Brilio.net - Guru Besar Fakultas Kedokteran Hewan IPB,Iman Supriatna, mengatakan populasi kerbau Indonesia terganggu. Berdasarkan data BPS terjadi penurunan populasi sebesar satu juta dalam kurun waktu tiga tahun dan diperkirakan populasi hewan tersebut mendekati kepunahan pada 2031.

"Kalau kita ekstrapolasikan data dari BPS, maka pada tahun 2031 populasi ternak kerbau mendekati zero, istilah lainnya punah. Anak cucu kita tidak akan melihat kerbau lagi," kata Iman di Bogor, Selasa (8/12).

Dijelaskankannya, konsumsi daging di Amerika paling tinggi yakni 120,2 kg per kapita per tahun, Indonesia hanya 11,6 kg per kapita per tahun. Rasio ternak yang dimiliki per penduduk tertinggi diraih Australia yakni 1,2 dan Indonesia 0,065. Artinya seribu penduduk Indonesia hanya punya 65 ekor sapi. Data Badan Pusat Statistik (BPS) sejak 2011 hingga 2013 terjadi penurunan populasi sapi potong hingga 2,5 juta ekor dan ternak kerbau sebesar satu juta ekor.

"Namun situasi ini dapat kita cegah dengan memanfaatkan ilmu pengetahuan untuk membantu mengembangkan populasi hewan ternak kerbau maupun sapi potong," terangnya sperti dikutip brilio.net dari Antara.

Lanjut dia, upaya mengembalikan populasi hewan ternak dapat dilakukan karena Indonesia memiliki bioteknologi reproduksi. Teknologi tersebut adalah Inseminasi Buatan (IB), transfer embrio (TE), in vitro fertilizer (IVF) dan transgenik (masih skala penelitian). IB untuk program pemulia-biakkan ternak memanfaatkan gen unggul. Semen atau mani disimpan dan diaplikasikan saat sapi kerbau sedang birahi.

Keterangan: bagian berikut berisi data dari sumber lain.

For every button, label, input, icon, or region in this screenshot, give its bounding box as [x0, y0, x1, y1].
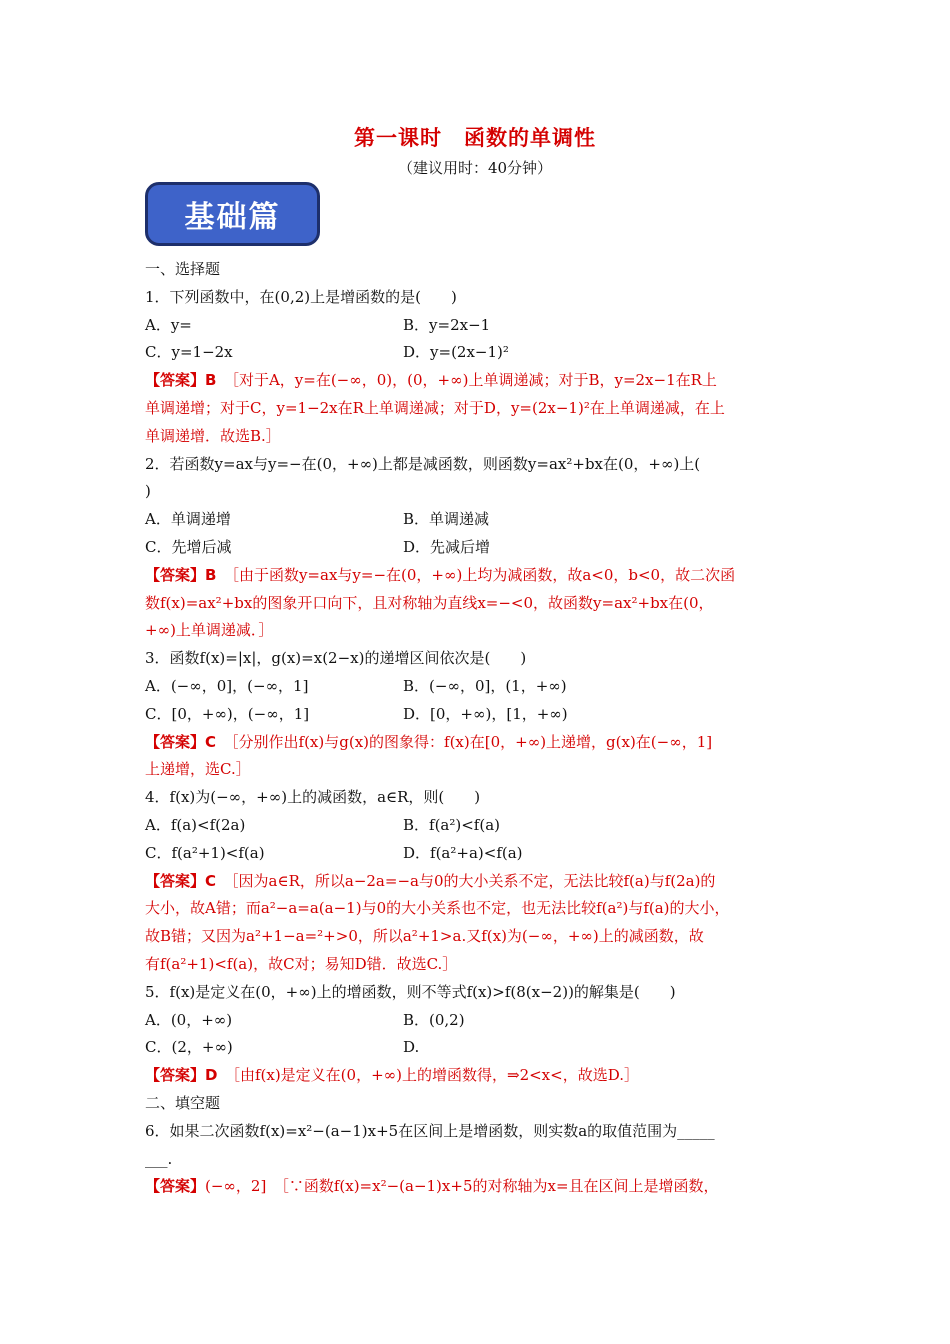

"Teknologi ini untuk meningkatkan kapasitas pejantan unggul," ujarnya.

Menurutnya pejantan alami hanya bisa memberikan anak 80 ekor per tahun. Dengan IB, satu pejantan bisa memberikan 10 ribu hingga 25 ribu dosis semen. Dari angka tersebut, akan dihasilkan 13 ribut pedet pejantan unggul.

"Untuk mendapatkan pejantan unggul, diperlukan enam generasi atau sekitar 25 tahun," tutur dia.

Saat ini Balai Inseminasi Buatan, kata dia, memiliki 25 juta dosis semen sapi dan kerbau sebanyak 100 ribu dosis semen. Namun, perlu ada evaluasi kualitas terhadap IB. Tidak hanya IB, lanjutnya, teknologi lain yang berkembang saat ini adalah transfer embrio juga menjadi salah satu solusi. Para peneliti sudah memisahkan jenis sperma yakni sperma x dan y untuk menghasilkan pedet betina dan pedet jantan.

"Program ini sangat potensial, tetapi jika pengelolaan tidak terkendali akan menyebabkan 'inbreeding depression'. Tingkat keberhasilan memang belum 100 persen baru sekitar 80 persen. Namun capaian ini sudah bagus mengingat untuk menghasilkan pedet jantan secara alami peluangnya hanya 50 persen," katanya.

Solusinya, lanjut dia, dengan melakukan program twinning (kembar) melalui program transfer embrio, di antaranya transfer embrio duplet dan transfer embrio pada akseptor IB yang telah diinseminasi. Misalnya sapi yang sudah diaplikasi IB kemudian diaplikasi transfer embrio selama tujuh hari.

"Sehingga lahir kembar. Program ini menghasilkan pedet 20 persen lebih banyak dibanding jika menggunakan aplikasi kelahiran tunggal menggunakan IB saja atu TE saja," pungkasnya.